MP-MT tenta recorrer ao STJ para barrar agrotóxico em fazenda de ministro; TJ nega

A desembargadora Maria Aparecida Ribeiro, vice­-presidente do Tribunal de Justiça de Mato Grosso (TJMT), negou seguimento a um recurso especial do Ministério Público Estadual (MPE) que tenta reformar decisão contrária proferida numa ação civil pública contra o ministro Gilmar Mendes, do Supremo Tribunal Federal (STF), e seus dois irmãos, Francisco Ferreira Mendes Júnior e Maria da Conceição Mendes França. 

O órgão pedia autorização para recorrer ao Superior Tribunal de Justiça (STJ) tentando reformar acórdão (decisão colegiada) do TJMT que ratificou uma sentença do juiz André Luciano Costa Gahyva, da 1ª Vara Cível de Diamantino, que negou, em março de 2018, um pedido de liminar feito pelo MPE para obrigar o ministro e familiares a adotarem uma série de medidas no manuseio e aplicação dos agrotóxicos, fertilizantes químicos e afins utilizados na  Fazenda São Cristóvão.A propriedade rural de 760,3980 hectares está situada no município de Diamantino, “reduto” da família do ministro, onde seu irmão Francisco Ferreira Mendes Júnior já foi prefeito por duas gestões (de janeiro 2001 a dezembro de 2008).
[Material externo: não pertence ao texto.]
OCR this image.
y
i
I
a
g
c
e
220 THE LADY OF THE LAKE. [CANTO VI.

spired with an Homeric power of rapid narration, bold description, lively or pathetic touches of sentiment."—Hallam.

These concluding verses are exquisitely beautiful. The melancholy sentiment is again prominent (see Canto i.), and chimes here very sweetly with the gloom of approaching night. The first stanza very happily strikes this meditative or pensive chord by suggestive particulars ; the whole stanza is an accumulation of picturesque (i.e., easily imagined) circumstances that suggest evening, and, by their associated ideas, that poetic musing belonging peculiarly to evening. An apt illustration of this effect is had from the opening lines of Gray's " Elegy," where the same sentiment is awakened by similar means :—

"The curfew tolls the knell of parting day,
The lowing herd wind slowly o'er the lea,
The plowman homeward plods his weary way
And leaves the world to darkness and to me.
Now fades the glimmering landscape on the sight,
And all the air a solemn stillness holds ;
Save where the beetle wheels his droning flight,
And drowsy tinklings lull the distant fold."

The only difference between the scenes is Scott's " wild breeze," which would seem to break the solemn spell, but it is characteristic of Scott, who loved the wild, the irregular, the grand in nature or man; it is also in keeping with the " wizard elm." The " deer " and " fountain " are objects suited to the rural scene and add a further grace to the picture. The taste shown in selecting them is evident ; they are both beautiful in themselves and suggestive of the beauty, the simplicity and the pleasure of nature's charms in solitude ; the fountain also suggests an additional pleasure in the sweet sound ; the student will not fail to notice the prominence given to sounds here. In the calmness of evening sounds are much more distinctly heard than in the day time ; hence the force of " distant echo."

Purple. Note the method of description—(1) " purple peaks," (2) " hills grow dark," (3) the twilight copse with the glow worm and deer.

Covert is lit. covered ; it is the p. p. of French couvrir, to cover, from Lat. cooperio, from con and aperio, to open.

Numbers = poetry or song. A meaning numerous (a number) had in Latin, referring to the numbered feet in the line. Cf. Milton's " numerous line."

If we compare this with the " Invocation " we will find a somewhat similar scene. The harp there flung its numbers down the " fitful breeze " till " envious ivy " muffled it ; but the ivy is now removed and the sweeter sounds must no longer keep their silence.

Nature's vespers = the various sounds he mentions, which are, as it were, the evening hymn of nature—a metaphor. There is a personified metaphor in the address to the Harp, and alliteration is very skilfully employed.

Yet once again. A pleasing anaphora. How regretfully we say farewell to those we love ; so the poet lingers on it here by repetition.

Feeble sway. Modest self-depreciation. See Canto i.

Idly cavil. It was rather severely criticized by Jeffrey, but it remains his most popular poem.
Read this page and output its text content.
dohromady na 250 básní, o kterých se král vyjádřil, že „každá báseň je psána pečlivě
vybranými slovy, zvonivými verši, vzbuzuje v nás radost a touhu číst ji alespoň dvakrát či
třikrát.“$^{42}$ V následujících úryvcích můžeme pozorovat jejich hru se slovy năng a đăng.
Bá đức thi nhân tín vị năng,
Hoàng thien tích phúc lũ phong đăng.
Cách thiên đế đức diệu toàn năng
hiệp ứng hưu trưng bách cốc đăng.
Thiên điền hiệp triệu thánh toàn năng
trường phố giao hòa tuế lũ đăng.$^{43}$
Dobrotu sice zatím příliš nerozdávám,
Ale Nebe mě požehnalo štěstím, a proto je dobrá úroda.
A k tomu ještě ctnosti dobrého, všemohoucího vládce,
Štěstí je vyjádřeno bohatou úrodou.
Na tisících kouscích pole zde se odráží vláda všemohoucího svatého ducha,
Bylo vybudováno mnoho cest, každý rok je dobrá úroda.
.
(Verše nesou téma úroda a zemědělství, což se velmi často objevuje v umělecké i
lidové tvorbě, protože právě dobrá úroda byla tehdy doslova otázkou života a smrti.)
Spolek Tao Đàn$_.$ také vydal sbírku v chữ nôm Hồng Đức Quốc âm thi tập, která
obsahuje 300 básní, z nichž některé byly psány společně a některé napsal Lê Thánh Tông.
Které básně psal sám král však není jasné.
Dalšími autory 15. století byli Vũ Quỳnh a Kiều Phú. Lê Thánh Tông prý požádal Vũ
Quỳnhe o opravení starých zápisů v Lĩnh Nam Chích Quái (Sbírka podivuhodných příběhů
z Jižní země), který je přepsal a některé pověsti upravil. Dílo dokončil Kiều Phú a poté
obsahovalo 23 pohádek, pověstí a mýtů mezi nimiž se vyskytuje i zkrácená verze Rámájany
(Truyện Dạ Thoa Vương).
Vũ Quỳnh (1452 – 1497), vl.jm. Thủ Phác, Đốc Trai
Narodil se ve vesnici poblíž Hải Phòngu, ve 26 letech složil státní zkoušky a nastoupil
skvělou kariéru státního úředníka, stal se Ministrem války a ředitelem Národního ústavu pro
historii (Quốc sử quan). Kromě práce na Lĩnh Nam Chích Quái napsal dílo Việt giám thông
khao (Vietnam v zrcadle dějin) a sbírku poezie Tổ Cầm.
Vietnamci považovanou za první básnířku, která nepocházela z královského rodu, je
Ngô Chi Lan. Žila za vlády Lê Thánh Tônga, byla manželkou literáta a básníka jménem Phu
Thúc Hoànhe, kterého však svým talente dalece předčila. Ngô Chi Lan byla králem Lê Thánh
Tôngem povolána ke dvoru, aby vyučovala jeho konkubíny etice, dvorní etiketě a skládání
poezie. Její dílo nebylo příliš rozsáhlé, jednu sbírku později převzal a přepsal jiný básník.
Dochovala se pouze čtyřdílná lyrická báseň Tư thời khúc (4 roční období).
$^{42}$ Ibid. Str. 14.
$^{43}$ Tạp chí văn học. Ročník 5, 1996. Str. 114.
Na ação, ajuizada em agosto de 2017, o Ministério Público relatou que os fiscais da Secretaria Estadual de Meio Ambiente (Sema-MT) averiguaram diversas irregularidades na propriedade, dentre elas, ausência de outorga para captação de água superficial perante a margem esquerda do Rio Melgueira e utilização indiscriminada de agrotóxicos.

Sustentou que a atividade desempenhada pela família de Gilmar Mendes foi flagrada pelos fiscais da Secretaria de Estado de Meio Ambiente como não sustentável, em razão do imóvel ser encontrado sediado na Área de Proteção Ambiental Nascentes do Rio Paraguai. Por isso foi instaurado inquérito Civil para averiguar a regularidade da utilização de agrotóxicos, fertilizantes químicos, seus componentes e afins na APA Nascentes do Rio Paraguai, tendo sido elaborada uma minuta padrão de Termo de Compromisso de Ajustamento de Conduta para ajustar a atividade econômica desenvolvida na referida fazenda para proteção da unidade de conservação. Todavia, alega que não houve êxito nas tratativas empreendidas para regularizar a exploração do imóvel e ingressou com a ação pedindo liminar para ser cumprida em sua integralidade sob pena de multa, cujo valor o MPE sugeriu em R$ 300 mil.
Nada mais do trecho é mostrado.